1ª) Quemado: 52% de los votos válidos.

2ª) Crucificado: 48% de los votos válidos.

  Nuevamente, hubo una gran cantidad de personas que no votó, por motivos similares a los de la primera votación.

  Pero, esta vez, el condenado se incluyó entre los no-votantes.

  Se defiere la sentencia es deferida y los medios locales celebran la ‘fiesta del pueblo’.

  Y se comienza a preparar la hoguera.

  El reo, comprensiblemente, protesta contra una clara violación de su derecho de no ser sometido a algo que él no escogió. Más aún: protesta por no estar siendo sometido a la opción «menos mala» que le fue presentada (la decapitación).

  El verdugo entonces le pregunta: «Si el señor no quería ser quemado, ¿por qué no votó por la crucifixión?»

  Él responde: «¡Porque yo prefería ser decapitado! ¡No quemado o crucificado!»

  El verdugo rebate: «Sí, pero la decapitación perdió, fue la elección del pueblo. Y la voz del pueblo es la voz de Dios. Le fueron dadas dos opciones más y usted no escogió ninguna. Por lo tanto, su destino quedó en las manos del pueblo. Y el pueblo siempre sabe escoger lo que es mejor.»

  «Pero yo ni conozco esas personas!», exclama el condenado.

  «Mire: si el señor quiere reclamarle a alguien, reclame a los que no votaron. Esas personas podrían haber cambiado su destino, pero no hicieron nada. Escogieron no votar también. Está en su cuenta la culpa de que usted vaya a ser quemado».

  «¿Su voto me haría ser decapitado?»

  «No, la decapitación perdió en la primera votación».

  «Entonces, ¿me haría escapar de la muerte?»

  «¡No! Usted moriría de todas formas. Sólo tendría que escoger la forma, y de manera libre y democrática. ¡Vea qué privilegio!»

  El condenado explota: «Entonces, ¿cómo diablos cree usted que podrían ayudarme los votos de quienes no votaron en una elección ‘libre y democrática’ para decidir algo en contra de mi voluntad?»

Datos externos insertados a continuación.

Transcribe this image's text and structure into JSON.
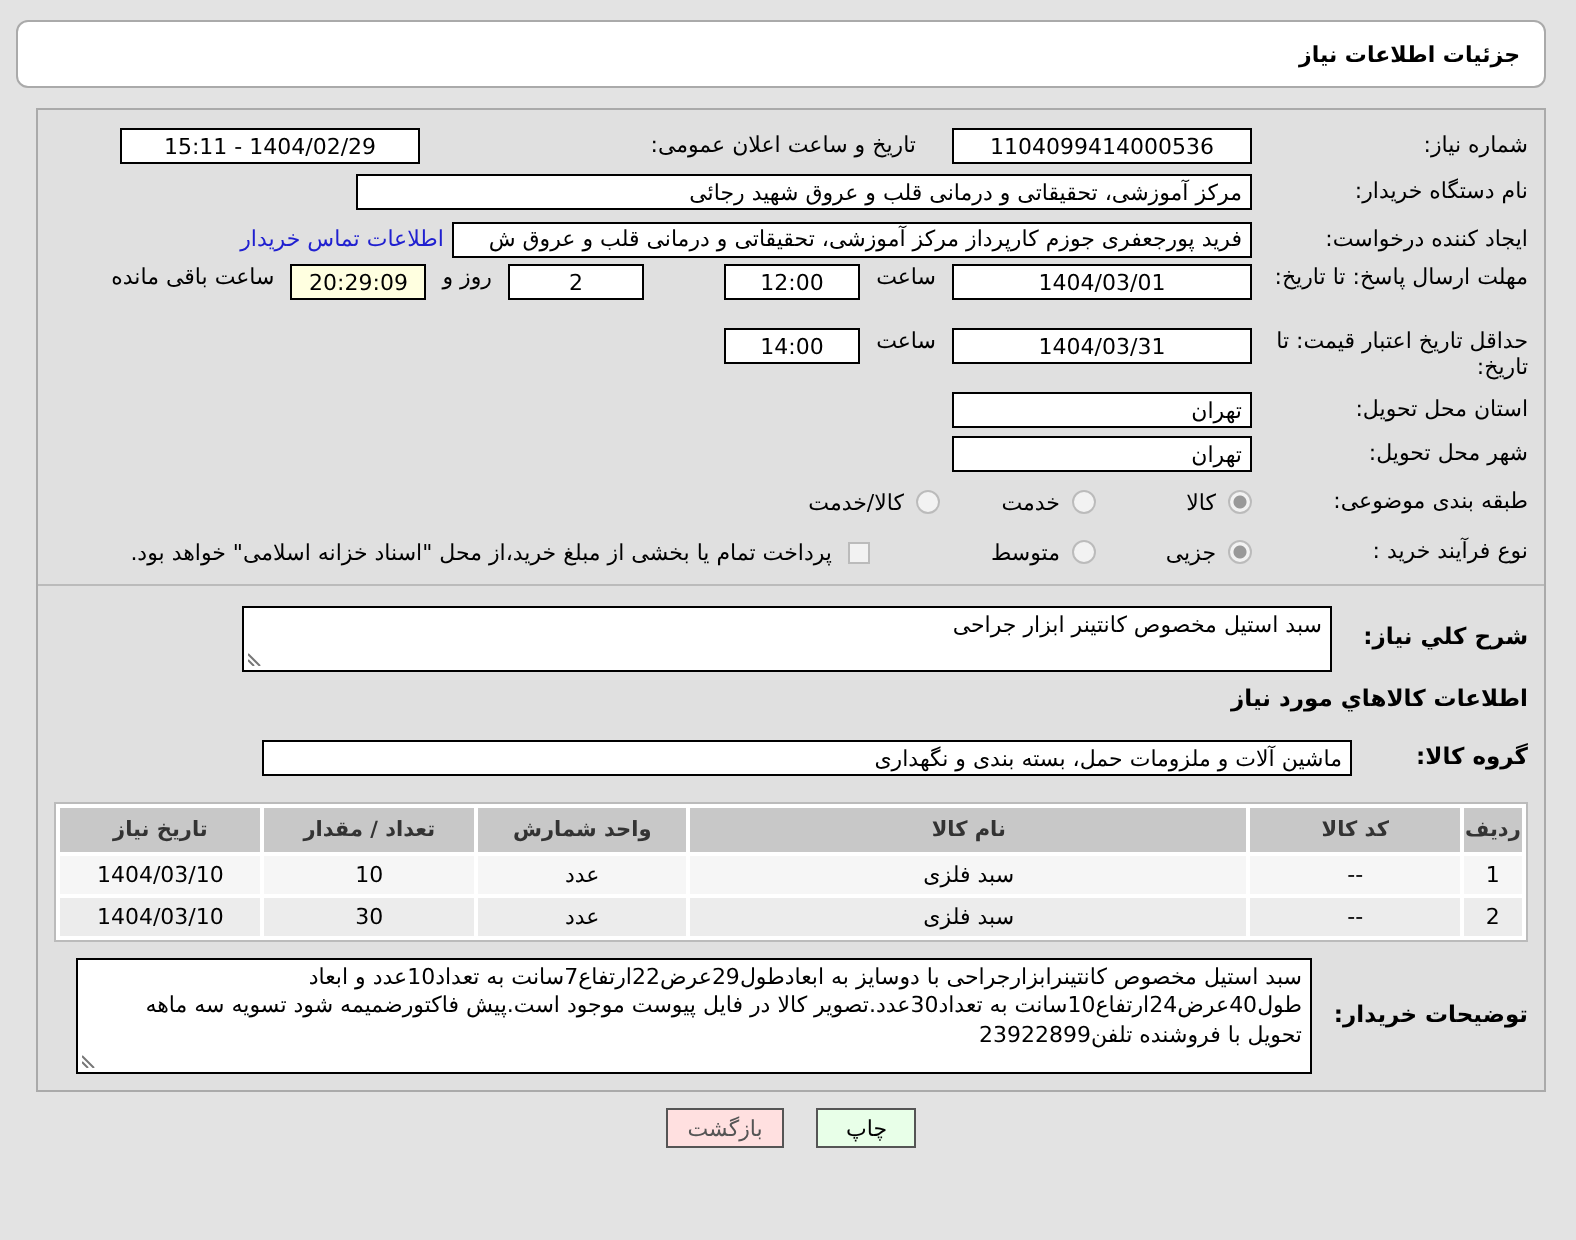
{
  "page_title": "جزئیات اطلاعات نیاز",
  "need_number": {
    "label": "شماره نیاز:",
    "value": "1104099414000536"
  },
  "announce": {
    "label": "تاریخ و ساعت اعلان عمومی:",
    "value": "1404/02/29 - 15:11"
  },
  "buyer_org": {
    "label": "نام دستگاه خریدار:",
    "value": "مرکز آموزشی، تحقیقاتی و درمانی قلب و عروق شهید رجائی"
  },
  "requester": {
    "label": "ایجاد کننده درخواست:",
    "value": "فرید پورجعفری جوزم کارپرداز  مرکز آموزشی، تحقیقاتی و درمانی قلب و عروق ش",
    "link": "اطلاعات تماس خریدار"
  },
  "deadline": {
    "label": "مهلت ارسال پاسخ: تا تاریخ:",
    "date": "1404/03/01",
    "time_label": "ساعت",
    "time": "12:00",
    "days": "2",
    "days_label": "روز و",
    "remaining": "20:29:09",
    "remaining_label": "ساعت باقی مانده"
  },
  "validity": {
    "label": "حداقل تاریخ اعتبار قیمت: تا تاریخ:",
    "date": "1404/03/31",
    "time_label": "ساعت",
    "time": "14:00"
  },
  "province": {
    "label": "استان محل تحویل:",
    "value": "تهران"
  },
  "city": {
    "label": "شهر محل تحویل:",
    "value": "تهران"
  },
  "category": {
    "label": "طبقه بندی موضوعی:",
    "options": [
      {
        "label": "کالا",
        "selected": true
      },
      {
        "label": "خدمت",
        "selected": false
      },
      {
        "label": "کالا/خدمت",
        "selected": false
      }
    ]
  },
  "purchase_type": {
    "label": "نوع فرآیند خرید :",
    "options": [
      {
        "label": "جزیی",
        "selected": true
      },
      {
        "label": "متوسط",
        "selected": false
      }
    ],
    "treasury": {
      "label": "پرداخت تمام یا بخشی از مبلغ خرید،از محل \"اسناد خزانه اسلامی\" خواهد بود.",
      "checked": false
    }
  },
  "summary": {
    "label": "شرح کلي نياز:",
    "value": "سبد استیل مخصوص کانتینر ابزار جراحی"
  },
  "goods_heading": "اطلاعات كالاهاي مورد نياز",
  "goods_group": {
    "label": "گروه کالا:",
    "value": "ماشین آلات و ملزومات حمل، بسته بندی و نگهداری"
  },
  "table": {
    "columns": [
      "ردیف",
      "کد کالا",
      "نام کالا",
      "واحد شمارش",
      "تعداد / مقدار",
      "تاریخ نیاز"
    ],
    "rows": [
      [
        "1",
        "--",
        "سبد فلزی",
        "عدد",
        "10",
        "1404/03/10"
      ],
      [
        "2",
        "--",
        "سبد فلزی",
        "عدد",
        "30",
        "1404/03/10"
      ]
    ]
  },
  "buyer_notes": {
    "label": "توضیحات خریدار:",
    "value": "سبد استیل  مخصوص کانتینرابزارجراحی با دوسایز به ابعادطول29عرض22ارتفاع7سانت به تعداد10عدد و ابعاد طول40عرض24ارتفاع10سانت به تعداد30عدد.تصویر کالا در فایل پیوست موجود است.پیش فاکتورضمیمه شود تسویه سه ماهه تحویل با فروشنده تلفن23922899"
  },
  "buttons": [
    {
      "kind": "print",
      "label": "چاپ"
    },
    {
      "kind": "back",
      "label": "بازگشت"
    }
  ]
}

  El verdugo le mira de forma incisiva y dice: «Escribiré eso en su lápida».

  De la metáfora a la realidad.

  Lo más terrible de la metáfora anterior es que es mucho más blanda que nuestra realidad democrática.

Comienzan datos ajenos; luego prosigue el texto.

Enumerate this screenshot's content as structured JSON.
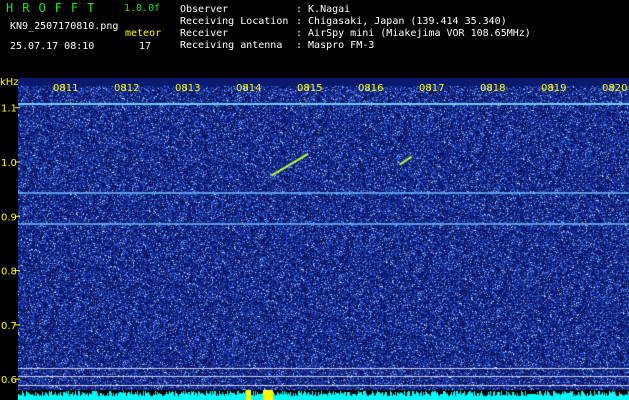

  En la metáfora anterior, tanto las personas que no votaron como aquellas que votaron, pero cuya opción fue derrotada, no sufrieron ninguna consecuencia. Sus vidas continuaron rigurosamente siendo las mismas, pues el único afectado fue el condenado.

  En nuestro sistema democrático, tanto los que no votan como aquellos que votan y pierden sufren las consecuencias de la elección de algo que no querían. No sólo su propiedad se ve afectada, sino que también se ven obligadas a vivir bajo políticas con las cuales están en desacuerdo y que muchas veces consideran abominables.

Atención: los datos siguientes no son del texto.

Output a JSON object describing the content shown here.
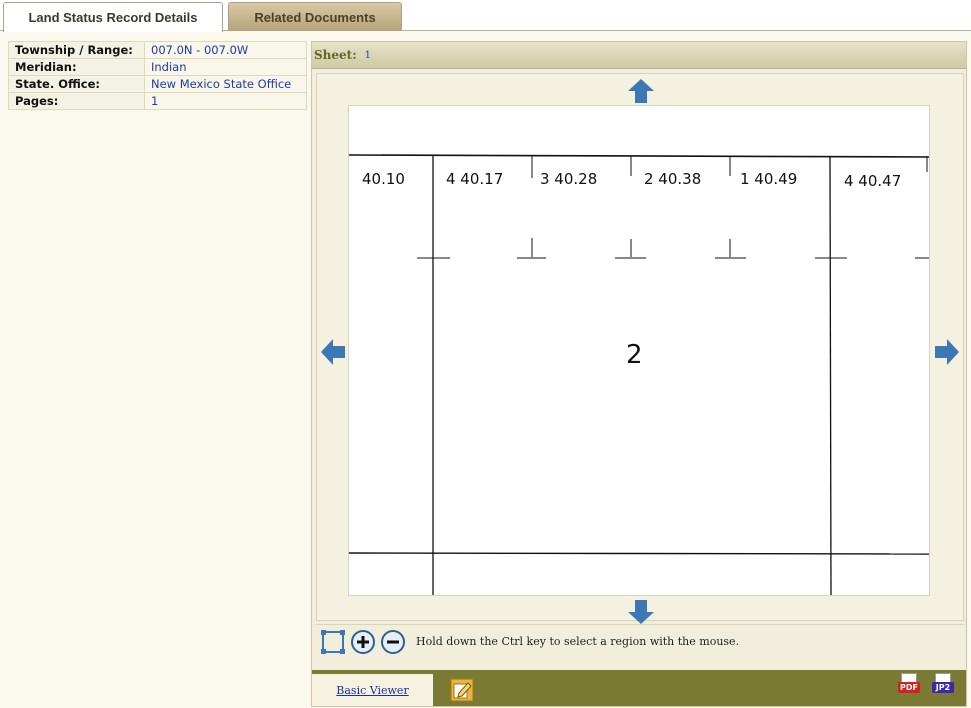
{
  "tabs": [
    {
      "label": "Land Status Record Details"
    },
    {
      "label": "Related Documents"
    }
  ],
  "details": [
    {
      "key": "Township / Range:",
      "value": "007.0N - 007.0W"
    },
    {
      "key": "Meridian:",
      "value": "Indian"
    },
    {
      "key": "State. Office:",
      "value": "New Mexico State Office"
    },
    {
      "key": "Pages:",
      "value": "1"
    }
  ],
  "viewer": {
    "sheet_label": "Sheet:",
    "sheet_value": "1",
    "hint": "Hold down the Ctrl key to select a region with the mouse.",
    "basic_viewer": "Basic Viewer",
    "pdf_label": "PDF",
    "jp2_label": "JP2"
  },
  "document": {
    "lot_labels": [
      "40.10",
      "4 40.17",
      "3 40.28",
      "2 40.38",
      "1 40.49",
      "4 40.47"
    ],
    "section_number": "2"
  },
  "colors": {
    "arrow": "#3d78b6",
    "link": "#1f3aa8",
    "footer": "#7b7a35"
  },
  "icons": [
    "arrow-up-icon",
    "arrow-down-icon",
    "arrow-left-icon",
    "arrow-right-icon",
    "select-region-icon",
    "zoom-in-icon",
    "zoom-out-icon",
    "edit-icon",
    "pdf-icon",
    "jp2-icon"
  ]
}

  Es difícil imaginar un arreglo político más inestable, anti-social y propenso a explosiones que ese.

  Las personas que van a la calles a protestar contra el gobierno son aquellas que se sienten como el condenado de la metáfora: mientras que el condenado fue obligado a aceptar una ejecución que no quería, tales personas están obligadas a vivir bajo un régimen comandado por un verdugo que no fue escogido por ellas y con cuyas políticas están en desacuerdo.

  Sólo que, así como el condenado sólo intercambia el método de la ejecución, buena parte de esas personas sólo pide el cambio de verdugo. Y de nada sirve cambiar al verdugo si el patíbulo democrático continúa intacto.

  La única manera de que el patíbulo democrático deje de producir resultados que van en contra de la voluntad de la mayoría de las personas (teniendo en cuenta que el número de abstenciones, de votos blancos y nulos y de votos a otro verdugo es siempre mayor que el número de votos obtenidos por el verdugo vencedor) es convenciendo a esas personas para separarse de ese régimen.

  Y la solución más viable para ello es la secesión.